A Circle is Not a Bucket
If you just said to yourself, “but Ancestry doesn’t show me buckets,” you’re right – and a Circle is not a bucket. A Circle means you match someone’s DNA and have a common tree ancestor. It doesn’t mean that you or any Circle members match each other on the same buckets. A bucket, or segment information, tells you if you match on common buckets, which buckets, and exactly where. You could match all those people in a Circle on different buckets, from completely different ancestors, and there is no way to know without bucket information. If you want to read more about the effects of lack of tools at Ancestry, click here and here.
Matching multiple people on the same buckets who descend from the same ancestor through different children is proof – and it’s the only proof except for very close relatives, like siblings, grandparents, first cousins, etc. Circles are hints, good hints, but far, far from proof. For buckets, you’ll need to transfer your Ancestry results to Family Tree DNA or to GedMatch, or preferably, both.
I’m most comfortable if at least two of the individuals of a minimum of three who match on the same buckets and share an ancestor, which is called a triangulation group, descend from at least two different children of John. In other words, the first common ancestor of the matches is John and his wife, not their children.
The reason I like the different children aspect is because it removes the possibility that people are really matching on the downstream wives DNA, and not John’s. In other words, if you have two people who match on the same buckets, A and B above, who both descend from John’s Child 1 who married K, they also will share K’s DNA in addition to John’s. So their match to each other on a given bucket might be though K’s side and not through John’s line at all.
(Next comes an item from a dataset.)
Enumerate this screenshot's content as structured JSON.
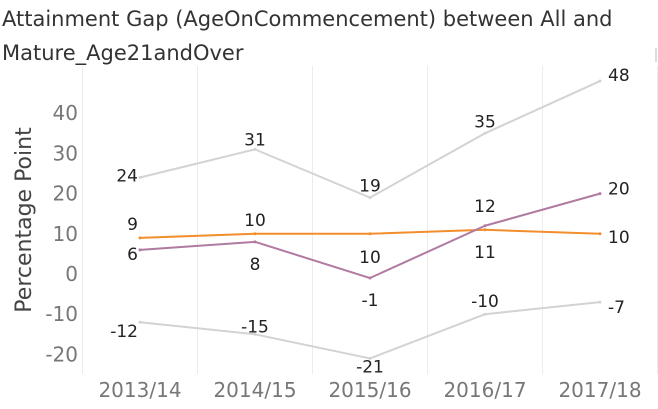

Let’s say A and B have a match to unknown person D who is adopted and doesn’t know their pedigree chart. We can’t make the presumption that D’s match to A and B is through John Doe and Jean, because it might be through K.
However, a match on the same buckets to a third person, C, who descends through John’s other child, Child 2, assuming that Child 2 did not also marry into K’s (or any other common) line, assures that the shared DNA of A and B (and C) in that bucket is through John or his wife – and therefore D’s match to A, B and C on that bucket is also through the same common ancestor.
If you want to read more about triangulation, click here.
The beauty of autosomal DNA is that we carry some readily measurable portion of each of our ancestors, at least the ones in the past several generations, in us. The way we identify that DNA and assign it to that ancestor is through matching to other people on the same segments (buckets) that also descend from the same ancestor or ancestral line, preferably through different children. In many cases, after time, you’ll have a lot more than 3 people descended from that ancestral line matching on that same bucket. Your triangulation group will grow to many – all connected by the umbilical lifethread of your common ancestors’ DNA.
As you can see, the concepts, taken one step at a time are pretty simple, but the layers of things that you need to think about can get complex quickly.
I’ll tell you though, this is the most interesting puzzle you’ll ever work on! It’s just that there’s no picture on the box lid. Instead, it’s incredible real-life journey to the frontiers inside of you to discover your ancestors and their history:) Your ancestors are waiting for you, although my ancestors have a perverse sense of humor and we play hide and seek from time to time!